Seria o Flamengo tão grande quanto sua torcida pensa? A resposta é não

Seria o Flamengo tão grande quanto sua torcida pensa? A resposta é não

Apontar qual seria o maior clube do Brasil é uma tarefa hercúlea. Isso porque há, envolvidos nesse processo, inúmeros e complexos fatores impedindo que se estabeleça um critério perfeito e imune a críticas para se chegar a um veredito aceitável. Existe, por óbvio, uma elite de times tradicionais, restringindo o número de candidatos pela hegemonia histórica. Dentre eles está o Flamengo, aclamado por sua torcida e por muitos setores da mídia. A partir desse pressuposto, abre-se a grande questão: seria o Flamengo um time realmente tão grande quanto se propaga?

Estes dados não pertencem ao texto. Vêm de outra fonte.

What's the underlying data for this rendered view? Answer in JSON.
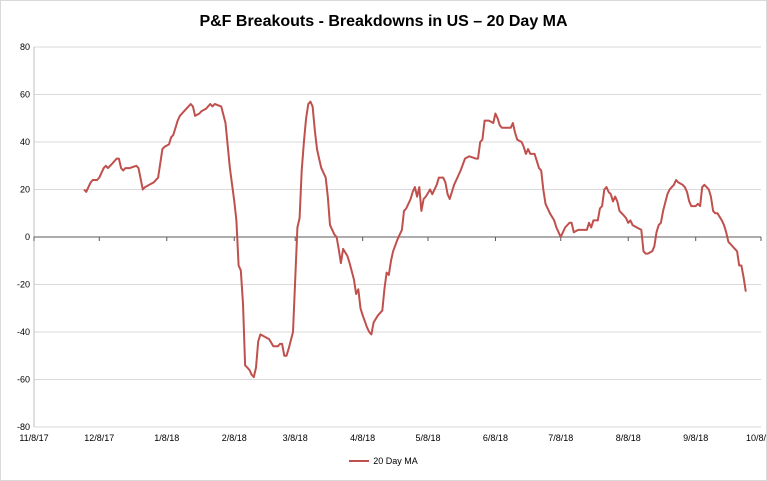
{
  "chart_data": {
    "type": "line",
    "title": "P&F Breakouts - Breakdowns in US – 20 Day MA",
    "xlabel": "",
    "ylabel": "",
    "ylim": [
      -80,
      80
    ],
    "yticks": [
      80,
      60,
      40,
      20,
      0,
      -20,
      -40,
      -60,
      -80
    ],
    "xlim": [
      "2017-11-08",
      "2018-10-08"
    ],
    "xticks": [
      {
        "date": "2017-11-08",
        "label": "11/8/17"
      },
      {
        "date": "2017-12-08",
        "label": "12/8/17"
      },
      {
        "date": "2018-01-08",
        "label": "1/8/18"
      },
      {
        "date": "2018-02-08",
        "label": "2/8/18"
      },
      {
        "date": "2018-03-08",
        "label": "3/8/18"
      },
      {
        "date": "2018-04-08",
        "label": "4/8/18"
      },
      {
        "date": "2018-05-08",
        "label": "5/8/18"
      },
      {
        "date": "2018-06-08",
        "label": "6/8/18"
      },
      {
        "date": "2018-07-08",
        "label": "7/8/18"
      },
      {
        "date": "2018-08-08",
        "label": "8/8/18"
      },
      {
        "date": "2018-09-08",
        "label": "9/8/18"
      },
      {
        "date": "2018-10-08",
        "label": "10/8/18"
      }
    ],
    "grid": true,
    "legend_position": "bottom",
    "series": [
      {
        "name": "20 Day MA",
        "color": "#c0504d",
        "points": [
          [
            "2017-12-01",
            20
          ],
          [
            "2017-12-02",
            19
          ],
          [
            "2017-12-04",
            23
          ],
          [
            "2017-12-05",
            24
          ],
          [
            "2017-12-07",
            24
          ],
          [
            "2017-12-08",
            25
          ],
          [
            "2017-12-10",
            29
          ],
          [
            "2017-12-11",
            30
          ],
          [
            "2017-12-12",
            29
          ],
          [
            "2017-12-14",
            31
          ],
          [
            "2017-12-16",
            33
          ],
          [
            "2017-12-17",
            33
          ],
          [
            "2017-12-18",
            29
          ],
          [
            "2017-12-19",
            28
          ],
          [
            "2017-12-20",
            29
          ],
          [
            "2017-12-22",
            29
          ],
          [
            "2017-12-25",
            30
          ],
          [
            "2017-12-26",
            29
          ],
          [
            "2017-12-28",
            20
          ],
          [
            "2017-12-29",
            21
          ],
          [
            "2018-01-02",
            23
          ],
          [
            "2018-01-04",
            25
          ],
          [
            "2018-01-06",
            37
          ],
          [
            "2018-01-07",
            38
          ],
          [
            "2018-01-09",
            39
          ],
          [
            "2018-01-10",
            42
          ],
          [
            "2018-01-11",
            43
          ],
          [
            "2018-01-13",
            49
          ],
          [
            "2018-01-14",
            51
          ],
          [
            "2018-01-16",
            53
          ],
          [
            "2018-01-18",
            55
          ],
          [
            "2018-01-19",
            56
          ],
          [
            "2018-01-20",
            55
          ],
          [
            "2018-01-21",
            51
          ],
          [
            "2018-01-23",
            52
          ],
          [
            "2018-01-24",
            53
          ],
          [
            "2018-01-26",
            54
          ],
          [
            "2018-01-27",
            55
          ],
          [
            "2018-01-28",
            56
          ],
          [
            "2018-01-29",
            55
          ],
          [
            "2018-01-30",
            56
          ],
          [
            "2018-02-02",
            55
          ],
          [
            "2018-02-04",
            48
          ],
          [
            "2018-02-06",
            29
          ],
          [
            "2018-02-08",
            15
          ],
          [
            "2018-02-09",
            7
          ],
          [
            "2018-02-10",
            -12
          ],
          [
            "2018-02-11",
            -14
          ],
          [
            "2018-02-12",
            -28
          ],
          [
            "2018-02-13",
            -54
          ],
          [
            "2018-02-14",
            -55
          ],
          [
            "2018-02-15",
            -56
          ],
          [
            "2018-02-16",
            -58
          ],
          [
            "2018-02-17",
            -59
          ],
          [
            "2018-02-18",
            -55
          ],
          [
            "2018-02-19",
            -44
          ],
          [
            "2018-02-20",
            -41
          ],
          [
            "2018-02-22",
            -42
          ],
          [
            "2018-02-24",
            -43
          ],
          [
            "2018-02-26",
            -46
          ],
          [
            "2018-02-28",
            -46
          ],
          [
            "2018-03-01",
            -45
          ],
          [
            "2018-03-02",
            -45
          ],
          [
            "2018-03-03",
            -50
          ],
          [
            "2018-03-04",
            -50
          ],
          [
            "2018-03-05",
            -47
          ],
          [
            "2018-03-07",
            -40
          ],
          [
            "2018-03-08",
            -18
          ],
          [
            "2018-03-09",
            4
          ],
          [
            "2018-03-10",
            8
          ],
          [
            "2018-03-11",
            28
          ],
          [
            "2018-03-12",
            40
          ],
          [
            "2018-03-13",
            50
          ],
          [
            "2018-03-14",
            56
          ],
          [
            "2018-03-15",
            57
          ],
          [
            "2018-03-16",
            55
          ],
          [
            "2018-03-17",
            45
          ],
          [
            "2018-03-18",
            37
          ],
          [
            "2018-03-19",
            33
          ],
          [
            "2018-03-20",
            29
          ],
          [
            "2018-03-22",
            25
          ],
          [
            "2018-03-23",
            17
          ],
          [
            "2018-03-24",
            5
          ],
          [
            "2018-03-26",
            1
          ],
          [
            "2018-03-27",
            0
          ],
          [
            "2018-03-28",
            -5
          ],
          [
            "2018-03-29",
            -11
          ],
          [
            "2018-03-30",
            -5
          ],
          [
            "2018-04-01",
            -8
          ],
          [
            "2018-04-02",
            -11
          ],
          [
            "2018-04-04",
            -18
          ],
          [
            "2018-04-05",
            -24
          ],
          [
            "2018-04-06",
            -22
          ],
          [
            "2018-04-07",
            -30
          ],
          [
            "2018-04-08",
            -33
          ],
          [
            "2018-04-10",
            -38
          ],
          [
            "2018-04-11",
            -40
          ],
          [
            "2018-04-12",
            -41
          ],
          [
            "2018-04-13",
            -36
          ],
          [
            "2018-04-15",
            -33
          ],
          [
            "2018-04-17",
            -31
          ],
          [
            "2018-04-18",
            -22
          ],
          [
            "2018-04-19",
            -15
          ],
          [
            "2018-04-20",
            -16
          ],
          [
            "2018-04-21",
            -10
          ],
          [
            "2018-04-22",
            -6
          ],
          [
            "2018-04-24",
            -1
          ],
          [
            "2018-04-25",
            1
          ],
          [
            "2018-04-26",
            3
          ],
          [
            "2018-04-27",
            11
          ],
          [
            "2018-04-28",
            12
          ],
          [
            "2018-04-30",
            16
          ],
          [
            "2018-05-01",
            19
          ],
          [
            "2018-05-02",
            21
          ],
          [
            "2018-05-03",
            17
          ],
          [
            "2018-05-04",
            21
          ],
          [
            "2018-05-05",
            11
          ],
          [
            "2018-05-06",
            16
          ],
          [
            "2018-05-07",
            17
          ],
          [
            "2018-05-09",
            20
          ],
          [
            "2018-05-10",
            18
          ],
          [
            "2018-05-12",
            22
          ],
          [
            "2018-05-13",
            25
          ],
          [
            "2018-05-15",
            25
          ],
          [
            "2018-05-16",
            23
          ],
          [
            "2018-05-17",
            18
          ],
          [
            "2018-05-18",
            16
          ],
          [
            "2018-05-20",
            22
          ],
          [
            "2018-05-21",
            24
          ],
          [
            "2018-05-23",
            28
          ],
          [
            "2018-05-25",
            33
          ],
          [
            "2018-05-27",
            34
          ],
          [
            "2018-05-30",
            33
          ],
          [
            "2018-05-31",
            33
          ],
          [
            "2018-06-01",
            40
          ],
          [
            "2018-06-02",
            41
          ],
          [
            "2018-06-03",
            49
          ],
          [
            "2018-06-05",
            49
          ],
          [
            "2018-06-07",
            48
          ],
          [
            "2018-06-08",
            52
          ],
          [
            "2018-06-09",
            50
          ],
          [
            "2018-06-10",
            47
          ],
          [
            "2018-06-11",
            46
          ],
          [
            "2018-06-13",
            46
          ],
          [
            "2018-06-15",
            46
          ],
          [
            "2018-06-16",
            48
          ],
          [
            "2018-06-17",
            44
          ],
          [
            "2018-06-18",
            41
          ],
          [
            "2018-06-20",
            40
          ],
          [
            "2018-06-21",
            38
          ],
          [
            "2018-06-22",
            35
          ],
          [
            "2018-06-23",
            37
          ],
          [
            "2018-06-24",
            35
          ],
          [
            "2018-06-26",
            35
          ],
          [
            "2018-06-28",
            29
          ],
          [
            "2018-06-29",
            28
          ],
          [
            "2018-06-30",
            20
          ],
          [
            "2018-07-01",
            14
          ],
          [
            "2018-07-03",
            10
          ],
          [
            "2018-07-05",
            7
          ],
          [
            "2018-07-06",
            4
          ],
          [
            "2018-07-07",
            2
          ],
          [
            "2018-07-08",
            0
          ],
          [
            "2018-07-09",
            2
          ],
          [
            "2018-07-10",
            4
          ],
          [
            "2018-07-12",
            6
          ],
          [
            "2018-07-13",
            6
          ],
          [
            "2018-07-14",
            2
          ],
          [
            "2018-07-16",
            3
          ],
          [
            "2018-07-18",
            3
          ],
          [
            "2018-07-20",
            3
          ],
          [
            "2018-07-21",
            6
          ],
          [
            "2018-07-22",
            4
          ],
          [
            "2018-07-23",
            7
          ],
          [
            "2018-07-25",
            7
          ],
          [
            "2018-07-26",
            12
          ],
          [
            "2018-07-27",
            13
          ],
          [
            "2018-07-28",
            20
          ],
          [
            "2018-07-29",
            21
          ],
          [
            "2018-07-30",
            19
          ],
          [
            "2018-07-31",
            18
          ],
          [
            "2018-08-01",
            15
          ],
          [
            "2018-08-02",
            17
          ],
          [
            "2018-08-03",
            15
          ],
          [
            "2018-08-04",
            11
          ],
          [
            "2018-08-06",
            9
          ],
          [
            "2018-08-07",
            8
          ],
          [
            "2018-08-08",
            6
          ],
          [
            "2018-08-09",
            7
          ],
          [
            "2018-08-10",
            5
          ],
          [
            "2018-08-12",
            4
          ],
          [
            "2018-08-14",
            3
          ],
          [
            "2018-08-15",
            -6
          ],
          [
            "2018-08-16",
            -7
          ],
          [
            "2018-08-17",
            -7
          ],
          [
            "2018-08-19",
            -6
          ],
          [
            "2018-08-20",
            -4
          ],
          [
            "2018-08-21",
            2
          ],
          [
            "2018-08-22",
            5
          ],
          [
            "2018-08-23",
            6
          ],
          [
            "2018-08-24",
            11
          ],
          [
            "2018-08-26",
            18
          ],
          [
            "2018-08-27",
            20
          ],
          [
            "2018-08-28",
            21
          ],
          [
            "2018-08-29",
            22
          ],
          [
            "2018-08-30",
            24
          ],
          [
            "2018-08-31",
            23
          ],
          [
            "2018-09-02",
            22
          ],
          [
            "2018-09-03",
            21
          ],
          [
            "2018-09-04",
            19
          ],
          [
            "2018-09-05",
            15
          ],
          [
            "2018-09-06",
            13
          ],
          [
            "2018-09-07",
            13
          ],
          [
            "2018-09-08",
            13
          ],
          [
            "2018-09-09",
            14
          ],
          [
            "2018-09-10",
            13
          ],
          [
            "2018-09-11",
            21
          ],
          [
            "2018-09-12",
            22
          ],
          [
            "2018-09-13",
            21
          ],
          [
            "2018-09-14",
            20
          ],
          [
            "2018-09-15",
            17
          ],
          [
            "2018-09-16",
            11
          ],
          [
            "2018-09-17",
            10
          ],
          [
            "2018-09-18",
            10
          ],
          [
            "2018-09-20",
            7
          ],
          [
            "2018-09-21",
            5
          ],
          [
            "2018-09-22",
            2
          ],
          [
            "2018-09-23",
            -2
          ],
          [
            "2018-09-24",
            -3
          ],
          [
            "2018-09-25",
            -4
          ],
          [
            "2018-09-26",
            -5
          ],
          [
            "2018-09-27",
            -6
          ],
          [
            "2018-09-28",
            -12
          ],
          [
            "2018-09-29",
            -12
          ],
          [
            "2018-09-30",
            -17
          ],
          [
            "2018-10-01",
            -23
          ]
        ]
      }
    ]
  }
}
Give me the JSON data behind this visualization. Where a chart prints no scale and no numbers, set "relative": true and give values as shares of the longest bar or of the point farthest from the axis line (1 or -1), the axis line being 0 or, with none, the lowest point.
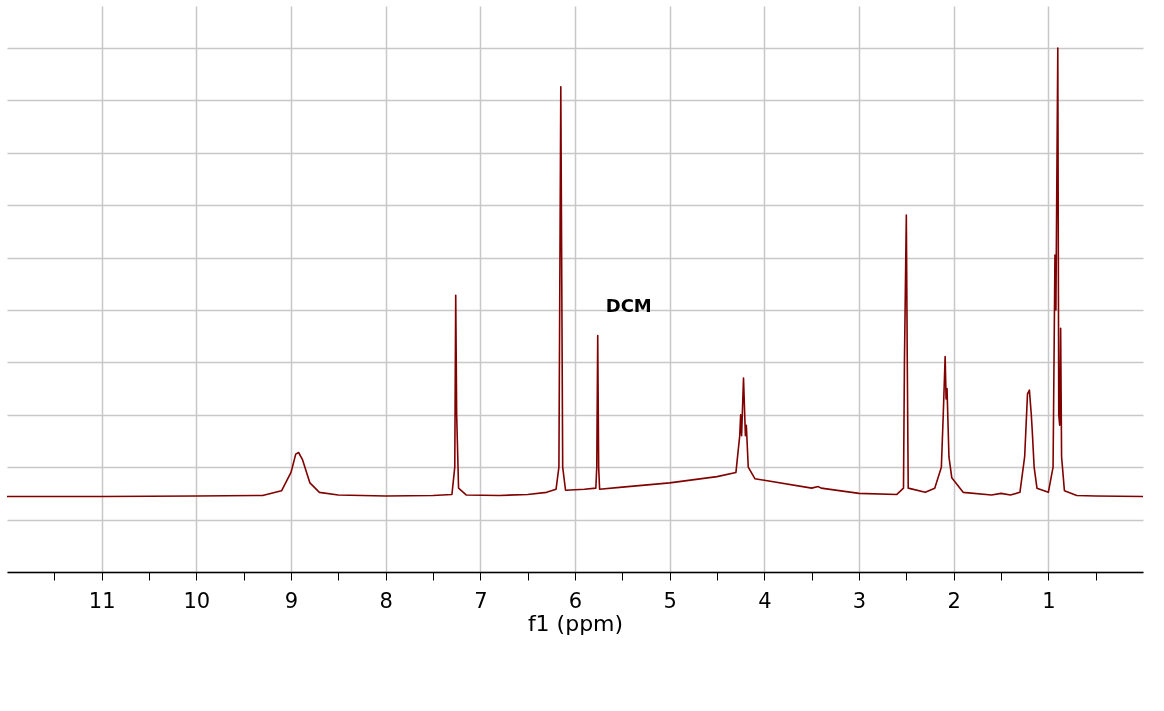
{
  "chart_data": {
    "type": "line",
    "xlabel": "f1 (ppm)",
    "relative": true,
    "grid": true,
    "marker": "none",
    "line_style": "solid",
    "tick_labels": "x",
    "xlim": [
      12.0,
      0.0
    ],
    "xticks": [
      {
        "value": 11.5,
        "label": null
      },
      11,
      {
        "value": 10.5,
        "label": null
      },
      10,
      {
        "value": 9.5,
        "label": null
      },
      9,
      {
        "value": 8.5,
        "label": null
      },
      8,
      {
        "value": 7.5,
        "label": null
      },
      7,
      {
        "value": 6.5,
        "label": null
      },
      6,
      {
        "value": 5.5,
        "label": null
      },
      5,
      {
        "value": 4.5,
        "label": null
      },
      4,
      {
        "value": 3.5,
        "label": null
      },
      3,
      {
        "value": 2.5,
        "label": null
      },
      2,
      {
        "value": 1.5,
        "label": null
      },
      1,
      {
        "value": 0.5,
        "label": null
      }
    ],
    "annotations": [
      {
        "text": "DCM",
        "x": 5.76,
        "y": 0.451
      }
    ],
    "series": [
      {
        "color": "#800000",
        "x": [
          12.0,
          11.0,
          10.0,
          9.3,
          9.1,
          9.0,
          8.95,
          8.92,
          8.88,
          8.8,
          8.7,
          8.5,
          8.0,
          7.5,
          7.3,
          7.27,
          7.26,
          7.25,
          7.23,
          7.15,
          6.8,
          6.5,
          6.3,
          6.2,
          6.17,
          6.15,
          6.13,
          6.1,
          5.9,
          5.78,
          5.77,
          5.76,
          5.75,
          5.74,
          5.5,
          5.0,
          4.5,
          4.3,
          4.26,
          4.25,
          4.24,
          4.22,
          4.2,
          4.19,
          4.17,
          4.1,
          4.0,
          3.5,
          3.43,
          3.4,
          3.0,
          2.6,
          2.53,
          2.52,
          2.5,
          2.49,
          2.48,
          2.3,
          2.2,
          2.13,
          2.11,
          2.09,
          2.08,
          2.07,
          2.05,
          2.02,
          1.9,
          1.6,
          1.5,
          1.4,
          1.3,
          1.25,
          1.22,
          1.2,
          1.18,
          1.17,
          1.15,
          1.12,
          1.0,
          0.95,
          0.93,
          0.92,
          0.9,
          0.89,
          0.88,
          0.87,
          0.86,
          0.83,
          0.7,
          0.5,
          0.0
        ],
        "values": [
          0.144,
          0.144,
          0.145,
          0.146,
          0.155,
          0.19,
          0.225,
          0.228,
          0.215,
          0.17,
          0.152,
          0.147,
          0.145,
          0.146,
          0.148,
          0.2,
          0.528,
          0.3,
          0.16,
          0.147,
          0.146,
          0.148,
          0.152,
          0.158,
          0.2,
          0.926,
          0.2,
          0.156,
          0.158,
          0.16,
          0.2,
          0.451,
          0.2,
          0.158,
          0.162,
          0.17,
          0.182,
          0.19,
          0.26,
          0.3,
          0.26,
          0.37,
          0.26,
          0.28,
          0.2,
          0.178,
          0.175,
          0.16,
          0.163,
          0.16,
          0.15,
          0.148,
          0.16,
          0.4,
          0.681,
          0.4,
          0.16,
          0.152,
          0.16,
          0.2,
          0.3,
          0.411,
          0.33,
          0.35,
          0.22,
          0.18,
          0.152,
          0.147,
          0.15,
          0.147,
          0.152,
          0.22,
          0.34,
          0.347,
          0.3,
          0.27,
          0.2,
          0.16,
          0.152,
          0.2,
          0.605,
          0.5,
          1.0,
          0.3,
          0.28,
          0.465,
          0.22,
          0.155,
          0.146,
          0.145,
          0.144
        ]
      }
    ]
  }
}
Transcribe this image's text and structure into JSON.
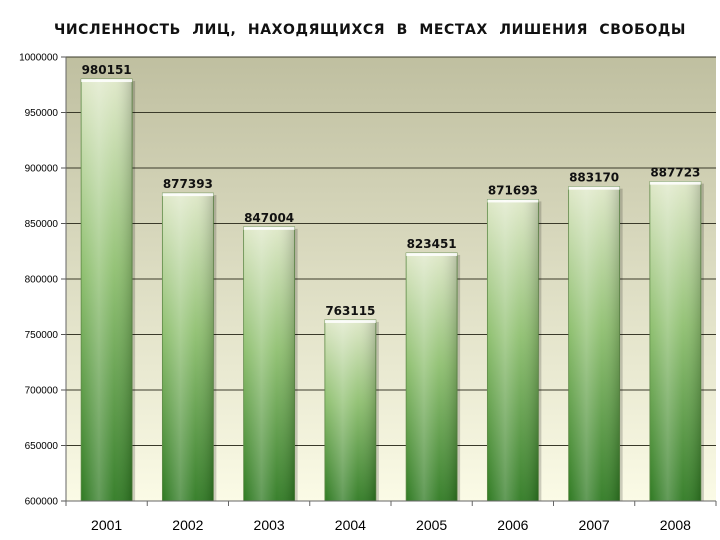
{
  "chart_data": {
    "type": "bar",
    "title": "ЧИСЛЕННОСТЬ   ЛИЦ,   НАХОДЯЩИХСЯ    В   МЕСТАХ  ЛИШЕНИЯ  СВОБОДЫ",
    "categories": [
      "2001",
      "2002",
      "2003",
      "2004",
      "2005",
      "2006",
      "2007",
      "2008"
    ],
    "values": [
      980151,
      877393,
      847004,
      763115,
      823451,
      871693,
      883170,
      887723
    ],
    "ylim": [
      600000,
      1000000
    ],
    "yticks": [
      "1000000",
      "950000",
      "900000",
      "850000",
      "800000",
      "750000",
      "700000",
      "650000",
      "600000"
    ],
    "ytick_values": [
      1000000,
      950000,
      900000,
      850000,
      800000,
      750000,
      700000,
      650000,
      600000
    ],
    "grid": true,
    "colors": {
      "bar_top": "#dfe8c8",
      "bar_mid": "#8fc070",
      "bar_bottom": "#2f7a22",
      "plot_top": "#bfbfa0",
      "plot_bottom": "#fbfbe6",
      "grid": "#3a3a2a"
    }
  }
}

Como primeiro ponto, seria leviano — e um desconhecimento futebolístico absurdo — não definir o Flamengo como um dos maiores times do Brasil. Os mais respeitados institutos de pesquisa indicam que ele é o clube preferido dos brasileiros. Além da popularidade, o Flamengo possui títulos no cenário nacional e internacional, que em nenhuma hipótese podem ser desprezados.

Estrutura

A estrutura do clube atualmente é de primeiro mundo. O Centro de Treinamento George Helal, carinhosamente apelidado Ninho do Urubu, é referência, e suas instalações não deixam nada a desejar aos clubes europeus. Conta com dois grandes prédios, 24 suítes equipadas, campos normais e para treinamento de goleiros, piscinas oficiais e muitos outros atrativos. Todavia, ter uma estrutura boa é algo bastante vago para se definir se um clube é grande ou não. Naturalmente, um clube grande tem uma boa estrutura, dando plenas condições aos seus atletas. Mas isso, por si só, não é suficiente para consolidar alguma agremiação no rol dos maiores. O fato de o Flamengo não ter estádio próprio, por sua vez, também não o afasta do patamar de grande. Basta lembrar que Milan e Inter de Milão não possuem estádios e são gigantes europeus.

Torcida

Como já dito, o Flamengo, segundo os maiores institutos consultivos, possui a maior torcida do Brasil, ultrapassando 30 milhões de seguidores. O número é bastante significativo, representando quase 18% dos torcedores nacionais. É o time das massas, e joga praticamente em casa do Oiapoque ao Chuí. Uma crítica que recebe é pelo fato de boa parte da torcida de fora do estado ser composta por mistos, que são torcedores que possuem dois ou mais clubes como preferidos. Segundo o “Datafolha”, as regiões Norte e Nordeste dão a liderança ao Flamengo, já que há um empate técnico com o Corinthians na margem de erro. Na região de ambos, o Sudeste, o Corinthians ganha com certa folga a preferência dos torcedores (19% contra 14%), enquanto no Norte, por exemplo, há uma discrepância incrível (37% de flamenguistas contra 8% de corintianos). Como nesses estados boa parte da amostragem também torce por times locais, há essa peculiaridade de adeptos com mais de um time, o que, claro, não muda o fato de o Flamengo ser o mais querido.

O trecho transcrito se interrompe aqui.